Sabtu 02 Sep 2023 20:09 WIB

Ekonom: Risiko Inflasi Beras ke Depan Masih Relatif Tinggi

Sebab, harga pupuk yang tak kunjung turun serta risiko fenomena El Nino.

Pedagang menata pupuk nonsubsidi jualannya di salah satu penyalur pupuk, di Desa Sigerongan, Kecamatan Lingsar, Lombok Barat, NTB, Senin (4/1/2021) (ilustrasi).
Foto: Antara/Ahmad Subaidi
Pedagang menata pupuk nonsubsidi jualannya di salah satu penyalur pupuk, di Desa Sigerongan, Kecamatan Lingsar, Lombok Barat, NTB, Senin (4/1/2021) (ilustrasi).

REPUBLIKA.CO.ID, JAKARTA -- Kepala Ekonom Bank Permata Josua Pardede menilai risiko inflasi dari beras ke depan masih relatif tinggi. Sebab, harga pupuk yang tak kunjung turun serta risiko fenomena El Nino.

“Ke depannya, risiko inflasi dari beras relatif cukup tinggi, mengingat masih belum kunjung turunnya harga pupuk, serta risiko dari El Nino,” kata Josua di Jakarta, kemarin.

Baca Juga

Berdasarkan rilis data Badan Pusat Statistik (BPS), harga beras eceran naik 1,43 persen secara bulanan (mtm) pada Agustus 2023, sedangkan secara tahunan naik 13,76 persen (yoy). Beras menjadi komoditas yang menyumbang inflasi terbesar pada Agustus 2023, yakni sebesar 0,05 persen. Tingkat inflasi tahunan Indonesia pada Agustus tercatat 3,27 persen (yoy).
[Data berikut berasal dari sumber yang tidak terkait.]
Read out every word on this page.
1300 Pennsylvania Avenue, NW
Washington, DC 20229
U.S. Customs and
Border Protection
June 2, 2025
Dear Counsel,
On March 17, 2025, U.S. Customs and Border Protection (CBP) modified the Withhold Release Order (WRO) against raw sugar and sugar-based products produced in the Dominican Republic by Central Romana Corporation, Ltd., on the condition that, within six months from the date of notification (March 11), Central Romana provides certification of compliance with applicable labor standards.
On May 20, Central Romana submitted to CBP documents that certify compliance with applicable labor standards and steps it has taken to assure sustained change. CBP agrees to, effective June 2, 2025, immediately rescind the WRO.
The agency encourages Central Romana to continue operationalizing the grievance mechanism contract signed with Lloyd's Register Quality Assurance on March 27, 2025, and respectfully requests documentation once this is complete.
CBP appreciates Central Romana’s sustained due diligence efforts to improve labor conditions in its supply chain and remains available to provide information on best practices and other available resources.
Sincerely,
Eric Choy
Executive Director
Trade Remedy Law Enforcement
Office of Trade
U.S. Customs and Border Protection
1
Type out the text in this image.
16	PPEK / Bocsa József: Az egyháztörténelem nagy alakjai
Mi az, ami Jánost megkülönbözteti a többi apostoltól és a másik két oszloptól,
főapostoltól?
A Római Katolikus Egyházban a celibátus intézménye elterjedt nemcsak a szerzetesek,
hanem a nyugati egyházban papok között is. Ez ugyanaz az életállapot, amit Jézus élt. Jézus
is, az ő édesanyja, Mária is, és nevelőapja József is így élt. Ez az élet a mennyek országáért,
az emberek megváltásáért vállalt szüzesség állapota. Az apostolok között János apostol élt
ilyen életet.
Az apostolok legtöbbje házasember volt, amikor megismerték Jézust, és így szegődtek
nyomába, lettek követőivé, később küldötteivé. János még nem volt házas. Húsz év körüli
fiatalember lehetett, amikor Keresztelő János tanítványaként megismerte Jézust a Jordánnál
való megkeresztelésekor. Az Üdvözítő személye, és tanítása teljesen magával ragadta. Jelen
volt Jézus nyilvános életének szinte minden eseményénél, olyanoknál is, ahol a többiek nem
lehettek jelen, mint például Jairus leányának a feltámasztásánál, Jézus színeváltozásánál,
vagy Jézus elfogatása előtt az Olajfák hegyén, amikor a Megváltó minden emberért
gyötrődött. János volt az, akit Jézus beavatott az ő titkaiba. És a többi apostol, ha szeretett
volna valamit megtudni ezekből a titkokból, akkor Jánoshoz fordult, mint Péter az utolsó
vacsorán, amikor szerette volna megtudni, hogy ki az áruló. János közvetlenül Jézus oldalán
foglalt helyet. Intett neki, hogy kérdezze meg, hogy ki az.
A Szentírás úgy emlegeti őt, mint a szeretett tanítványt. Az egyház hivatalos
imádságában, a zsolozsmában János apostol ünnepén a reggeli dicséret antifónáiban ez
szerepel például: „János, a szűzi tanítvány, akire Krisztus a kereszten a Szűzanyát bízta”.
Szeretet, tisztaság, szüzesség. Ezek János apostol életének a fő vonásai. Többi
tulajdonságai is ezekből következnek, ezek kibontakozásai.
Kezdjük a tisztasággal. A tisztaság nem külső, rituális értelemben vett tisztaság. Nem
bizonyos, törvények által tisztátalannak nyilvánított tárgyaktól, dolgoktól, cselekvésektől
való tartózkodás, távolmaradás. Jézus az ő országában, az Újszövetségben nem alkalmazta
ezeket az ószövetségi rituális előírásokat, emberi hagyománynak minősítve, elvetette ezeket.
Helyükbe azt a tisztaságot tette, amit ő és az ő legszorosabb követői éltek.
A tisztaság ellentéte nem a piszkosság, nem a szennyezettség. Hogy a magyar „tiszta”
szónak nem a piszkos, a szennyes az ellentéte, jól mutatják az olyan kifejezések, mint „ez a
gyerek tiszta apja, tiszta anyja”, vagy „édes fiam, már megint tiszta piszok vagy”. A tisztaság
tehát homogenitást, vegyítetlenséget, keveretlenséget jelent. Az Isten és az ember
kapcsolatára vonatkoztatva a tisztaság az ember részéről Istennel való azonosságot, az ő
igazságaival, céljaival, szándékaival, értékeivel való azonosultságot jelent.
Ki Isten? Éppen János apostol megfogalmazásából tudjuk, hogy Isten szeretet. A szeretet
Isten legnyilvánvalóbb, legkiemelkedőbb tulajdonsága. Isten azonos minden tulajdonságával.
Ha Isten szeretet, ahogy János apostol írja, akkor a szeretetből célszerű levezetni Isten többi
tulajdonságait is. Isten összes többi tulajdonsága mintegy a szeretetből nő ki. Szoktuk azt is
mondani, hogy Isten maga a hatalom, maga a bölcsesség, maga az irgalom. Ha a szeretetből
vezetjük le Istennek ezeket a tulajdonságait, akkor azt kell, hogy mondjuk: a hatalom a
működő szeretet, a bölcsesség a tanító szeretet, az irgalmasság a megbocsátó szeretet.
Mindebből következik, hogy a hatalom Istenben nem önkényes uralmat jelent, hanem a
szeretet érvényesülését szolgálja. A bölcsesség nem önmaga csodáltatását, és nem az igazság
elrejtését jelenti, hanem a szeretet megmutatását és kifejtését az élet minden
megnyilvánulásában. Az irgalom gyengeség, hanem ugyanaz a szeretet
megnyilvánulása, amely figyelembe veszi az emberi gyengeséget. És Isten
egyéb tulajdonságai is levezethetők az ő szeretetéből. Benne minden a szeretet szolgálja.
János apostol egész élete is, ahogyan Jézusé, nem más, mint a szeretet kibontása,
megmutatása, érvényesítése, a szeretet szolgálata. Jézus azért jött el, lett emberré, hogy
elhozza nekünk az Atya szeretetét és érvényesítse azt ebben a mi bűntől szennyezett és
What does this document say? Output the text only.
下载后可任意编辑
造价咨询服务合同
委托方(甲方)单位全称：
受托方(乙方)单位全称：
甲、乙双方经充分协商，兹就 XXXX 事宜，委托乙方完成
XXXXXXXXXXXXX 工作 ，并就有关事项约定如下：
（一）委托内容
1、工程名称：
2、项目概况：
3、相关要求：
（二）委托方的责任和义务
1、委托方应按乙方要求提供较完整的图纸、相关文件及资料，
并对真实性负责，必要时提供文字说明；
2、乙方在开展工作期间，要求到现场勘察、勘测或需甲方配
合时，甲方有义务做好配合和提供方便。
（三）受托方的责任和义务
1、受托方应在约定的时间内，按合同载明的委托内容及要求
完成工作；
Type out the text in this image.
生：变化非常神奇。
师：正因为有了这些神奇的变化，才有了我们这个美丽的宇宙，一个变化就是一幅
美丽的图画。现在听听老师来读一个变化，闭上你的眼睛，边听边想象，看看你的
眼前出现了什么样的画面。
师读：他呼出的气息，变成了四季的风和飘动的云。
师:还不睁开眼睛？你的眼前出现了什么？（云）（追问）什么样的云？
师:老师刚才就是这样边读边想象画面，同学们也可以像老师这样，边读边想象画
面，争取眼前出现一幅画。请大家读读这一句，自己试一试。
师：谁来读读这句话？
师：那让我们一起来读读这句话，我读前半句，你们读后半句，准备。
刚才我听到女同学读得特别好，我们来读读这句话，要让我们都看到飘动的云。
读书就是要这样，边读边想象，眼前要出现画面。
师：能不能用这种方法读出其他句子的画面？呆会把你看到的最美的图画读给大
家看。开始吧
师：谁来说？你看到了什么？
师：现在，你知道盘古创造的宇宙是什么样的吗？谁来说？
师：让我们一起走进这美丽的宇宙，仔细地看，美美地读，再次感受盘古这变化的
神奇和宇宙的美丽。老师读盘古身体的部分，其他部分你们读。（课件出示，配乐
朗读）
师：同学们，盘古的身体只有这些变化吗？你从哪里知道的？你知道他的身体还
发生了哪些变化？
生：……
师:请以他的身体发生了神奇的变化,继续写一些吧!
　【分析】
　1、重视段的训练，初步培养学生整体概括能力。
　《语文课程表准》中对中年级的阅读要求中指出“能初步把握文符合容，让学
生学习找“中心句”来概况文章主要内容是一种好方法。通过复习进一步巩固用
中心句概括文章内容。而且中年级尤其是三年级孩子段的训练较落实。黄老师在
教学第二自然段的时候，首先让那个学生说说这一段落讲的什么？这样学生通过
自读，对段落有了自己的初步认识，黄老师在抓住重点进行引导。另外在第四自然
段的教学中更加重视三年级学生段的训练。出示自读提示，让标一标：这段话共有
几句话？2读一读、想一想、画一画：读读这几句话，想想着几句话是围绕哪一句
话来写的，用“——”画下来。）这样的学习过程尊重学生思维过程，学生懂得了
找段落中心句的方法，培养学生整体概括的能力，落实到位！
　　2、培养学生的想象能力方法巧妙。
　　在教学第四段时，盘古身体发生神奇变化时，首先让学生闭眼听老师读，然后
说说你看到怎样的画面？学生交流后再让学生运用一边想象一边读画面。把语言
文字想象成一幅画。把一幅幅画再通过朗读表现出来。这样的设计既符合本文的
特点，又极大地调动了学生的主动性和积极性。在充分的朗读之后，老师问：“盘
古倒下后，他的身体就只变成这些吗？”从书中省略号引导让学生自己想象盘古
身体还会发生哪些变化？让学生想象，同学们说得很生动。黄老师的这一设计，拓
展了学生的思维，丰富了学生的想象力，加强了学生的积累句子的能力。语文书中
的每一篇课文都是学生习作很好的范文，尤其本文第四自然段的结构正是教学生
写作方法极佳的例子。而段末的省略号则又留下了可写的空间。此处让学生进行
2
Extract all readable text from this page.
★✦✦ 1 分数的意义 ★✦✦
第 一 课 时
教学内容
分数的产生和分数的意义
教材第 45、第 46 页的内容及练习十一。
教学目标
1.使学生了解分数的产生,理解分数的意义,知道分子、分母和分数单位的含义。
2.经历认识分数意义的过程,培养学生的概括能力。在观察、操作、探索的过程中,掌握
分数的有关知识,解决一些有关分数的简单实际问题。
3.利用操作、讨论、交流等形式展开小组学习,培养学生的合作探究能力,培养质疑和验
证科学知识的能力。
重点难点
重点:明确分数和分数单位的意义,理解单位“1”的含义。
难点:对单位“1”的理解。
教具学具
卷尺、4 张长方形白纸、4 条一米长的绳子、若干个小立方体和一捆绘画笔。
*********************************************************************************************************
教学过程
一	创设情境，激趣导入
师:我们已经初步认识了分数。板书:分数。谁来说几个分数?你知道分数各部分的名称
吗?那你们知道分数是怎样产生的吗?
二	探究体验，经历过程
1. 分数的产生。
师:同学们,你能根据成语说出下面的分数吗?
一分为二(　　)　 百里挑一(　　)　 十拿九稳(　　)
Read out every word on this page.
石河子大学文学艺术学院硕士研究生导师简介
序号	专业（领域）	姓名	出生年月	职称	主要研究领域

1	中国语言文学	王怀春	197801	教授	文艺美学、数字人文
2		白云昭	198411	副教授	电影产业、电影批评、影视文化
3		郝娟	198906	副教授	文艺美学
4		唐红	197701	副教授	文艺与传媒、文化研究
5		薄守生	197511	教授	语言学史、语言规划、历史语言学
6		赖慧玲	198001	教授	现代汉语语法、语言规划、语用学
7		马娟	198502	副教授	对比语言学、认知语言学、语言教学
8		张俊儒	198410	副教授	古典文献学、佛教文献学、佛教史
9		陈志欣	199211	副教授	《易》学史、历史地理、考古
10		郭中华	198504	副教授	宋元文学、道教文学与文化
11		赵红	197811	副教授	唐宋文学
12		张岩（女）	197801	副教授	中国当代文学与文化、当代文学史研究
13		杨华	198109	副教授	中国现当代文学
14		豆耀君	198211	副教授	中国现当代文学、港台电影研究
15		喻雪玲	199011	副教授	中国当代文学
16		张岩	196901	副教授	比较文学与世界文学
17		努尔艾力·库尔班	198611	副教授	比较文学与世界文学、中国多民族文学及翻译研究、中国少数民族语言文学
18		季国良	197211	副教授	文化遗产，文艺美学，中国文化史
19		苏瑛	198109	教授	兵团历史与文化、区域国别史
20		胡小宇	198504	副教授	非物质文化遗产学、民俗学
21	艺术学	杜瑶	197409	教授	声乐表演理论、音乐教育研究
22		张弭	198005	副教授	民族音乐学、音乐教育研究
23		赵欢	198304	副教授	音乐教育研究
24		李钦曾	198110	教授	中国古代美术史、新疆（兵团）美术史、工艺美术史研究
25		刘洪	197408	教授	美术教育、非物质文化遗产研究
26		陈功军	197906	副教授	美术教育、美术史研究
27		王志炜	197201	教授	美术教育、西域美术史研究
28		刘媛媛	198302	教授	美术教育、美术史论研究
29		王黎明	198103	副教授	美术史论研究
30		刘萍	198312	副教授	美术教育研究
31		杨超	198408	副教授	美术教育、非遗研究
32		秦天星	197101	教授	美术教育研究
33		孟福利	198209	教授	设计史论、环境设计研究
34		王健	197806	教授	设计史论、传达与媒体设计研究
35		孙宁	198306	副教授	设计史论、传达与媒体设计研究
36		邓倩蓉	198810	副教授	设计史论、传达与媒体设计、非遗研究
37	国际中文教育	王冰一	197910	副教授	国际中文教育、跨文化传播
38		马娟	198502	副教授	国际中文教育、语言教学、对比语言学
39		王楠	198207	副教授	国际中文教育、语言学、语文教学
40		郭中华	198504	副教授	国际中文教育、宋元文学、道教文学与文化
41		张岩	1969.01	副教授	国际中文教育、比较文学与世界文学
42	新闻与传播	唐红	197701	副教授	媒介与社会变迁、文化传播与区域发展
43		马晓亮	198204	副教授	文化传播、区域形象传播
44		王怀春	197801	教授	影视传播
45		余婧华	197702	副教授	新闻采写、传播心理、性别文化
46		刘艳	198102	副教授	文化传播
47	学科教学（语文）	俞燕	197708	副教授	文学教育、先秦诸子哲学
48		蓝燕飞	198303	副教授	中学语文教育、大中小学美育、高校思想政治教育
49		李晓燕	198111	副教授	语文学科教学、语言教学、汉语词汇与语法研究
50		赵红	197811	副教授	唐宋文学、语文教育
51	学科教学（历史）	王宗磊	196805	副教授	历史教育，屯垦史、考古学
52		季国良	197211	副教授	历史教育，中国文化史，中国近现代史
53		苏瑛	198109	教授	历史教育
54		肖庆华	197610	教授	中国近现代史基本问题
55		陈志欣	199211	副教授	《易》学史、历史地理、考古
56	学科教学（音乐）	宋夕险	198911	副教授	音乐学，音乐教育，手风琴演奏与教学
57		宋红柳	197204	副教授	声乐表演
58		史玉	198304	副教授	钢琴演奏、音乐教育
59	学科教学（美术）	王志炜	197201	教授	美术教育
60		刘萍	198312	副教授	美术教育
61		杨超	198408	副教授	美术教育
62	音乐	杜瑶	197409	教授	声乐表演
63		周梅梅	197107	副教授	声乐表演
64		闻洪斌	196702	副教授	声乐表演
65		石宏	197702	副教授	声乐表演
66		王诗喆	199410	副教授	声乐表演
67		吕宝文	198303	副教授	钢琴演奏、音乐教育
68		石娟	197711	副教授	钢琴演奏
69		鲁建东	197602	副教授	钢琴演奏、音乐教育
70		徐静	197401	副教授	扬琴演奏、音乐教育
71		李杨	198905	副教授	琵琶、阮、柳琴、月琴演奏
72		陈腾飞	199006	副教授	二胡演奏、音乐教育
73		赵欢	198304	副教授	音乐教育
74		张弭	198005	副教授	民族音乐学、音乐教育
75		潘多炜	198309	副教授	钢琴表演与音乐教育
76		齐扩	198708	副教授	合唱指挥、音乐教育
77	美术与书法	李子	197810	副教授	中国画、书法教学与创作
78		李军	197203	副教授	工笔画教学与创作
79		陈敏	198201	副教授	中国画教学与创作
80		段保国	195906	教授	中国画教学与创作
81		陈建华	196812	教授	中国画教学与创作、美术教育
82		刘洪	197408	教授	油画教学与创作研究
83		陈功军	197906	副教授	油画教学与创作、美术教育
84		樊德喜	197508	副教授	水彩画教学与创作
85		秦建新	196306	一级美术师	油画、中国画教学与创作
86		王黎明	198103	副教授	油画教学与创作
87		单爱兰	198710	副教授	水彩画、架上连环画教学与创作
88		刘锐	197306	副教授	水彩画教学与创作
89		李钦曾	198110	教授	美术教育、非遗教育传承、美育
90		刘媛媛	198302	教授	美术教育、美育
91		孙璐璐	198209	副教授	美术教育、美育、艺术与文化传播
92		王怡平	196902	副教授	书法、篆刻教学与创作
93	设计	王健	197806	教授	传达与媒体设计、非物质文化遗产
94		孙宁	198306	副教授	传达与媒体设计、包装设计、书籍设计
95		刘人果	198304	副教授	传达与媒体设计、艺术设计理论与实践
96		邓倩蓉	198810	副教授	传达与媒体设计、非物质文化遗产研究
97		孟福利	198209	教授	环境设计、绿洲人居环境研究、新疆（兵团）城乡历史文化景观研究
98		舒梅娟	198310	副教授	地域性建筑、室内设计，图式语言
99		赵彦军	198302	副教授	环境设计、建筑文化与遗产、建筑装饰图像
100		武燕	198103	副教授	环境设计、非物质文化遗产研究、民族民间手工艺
Inflasi beras pada Agustus terjadi peningkatan setelah sempat melandai pada Mei, Juni, dan Juli.

Josua mengatakan, kenaikan beras tidak hanya terjadi pada 2023 saja, melainkan juga cenderung mengalami peningkatan sejak Agustus 2022. Salah satu penyebab kenaikan harga beras yakni meningkatnya harga pupuk global sehingga biaya produksi pada sektor pertanian meningkat.

Harga pupuk global sudah mengalami peningkatan sejak perang Rusia-Ukraina pada awal 2022 lalu. Namun, dampaknya baru dirasakan ketika musim panen pada Agustus 2022.

Seiring dengan perang yang masih berlanjut, harga pupuk tidak kunjung turun yang kemudian berujung pada biaya produksi yang relatif masih tinggi. Untuk merespons hal tersebut, Josua menilai pemerintah perlu melakukan intervensi subsidi pupuk dalam rangka meminimalkan biaya masukan (input) dari pertanian.

Selain itu, pemerintah juga perlu untuk menaikkan kuota impor beras dalam rangka memenuhi kebutuhan domestik.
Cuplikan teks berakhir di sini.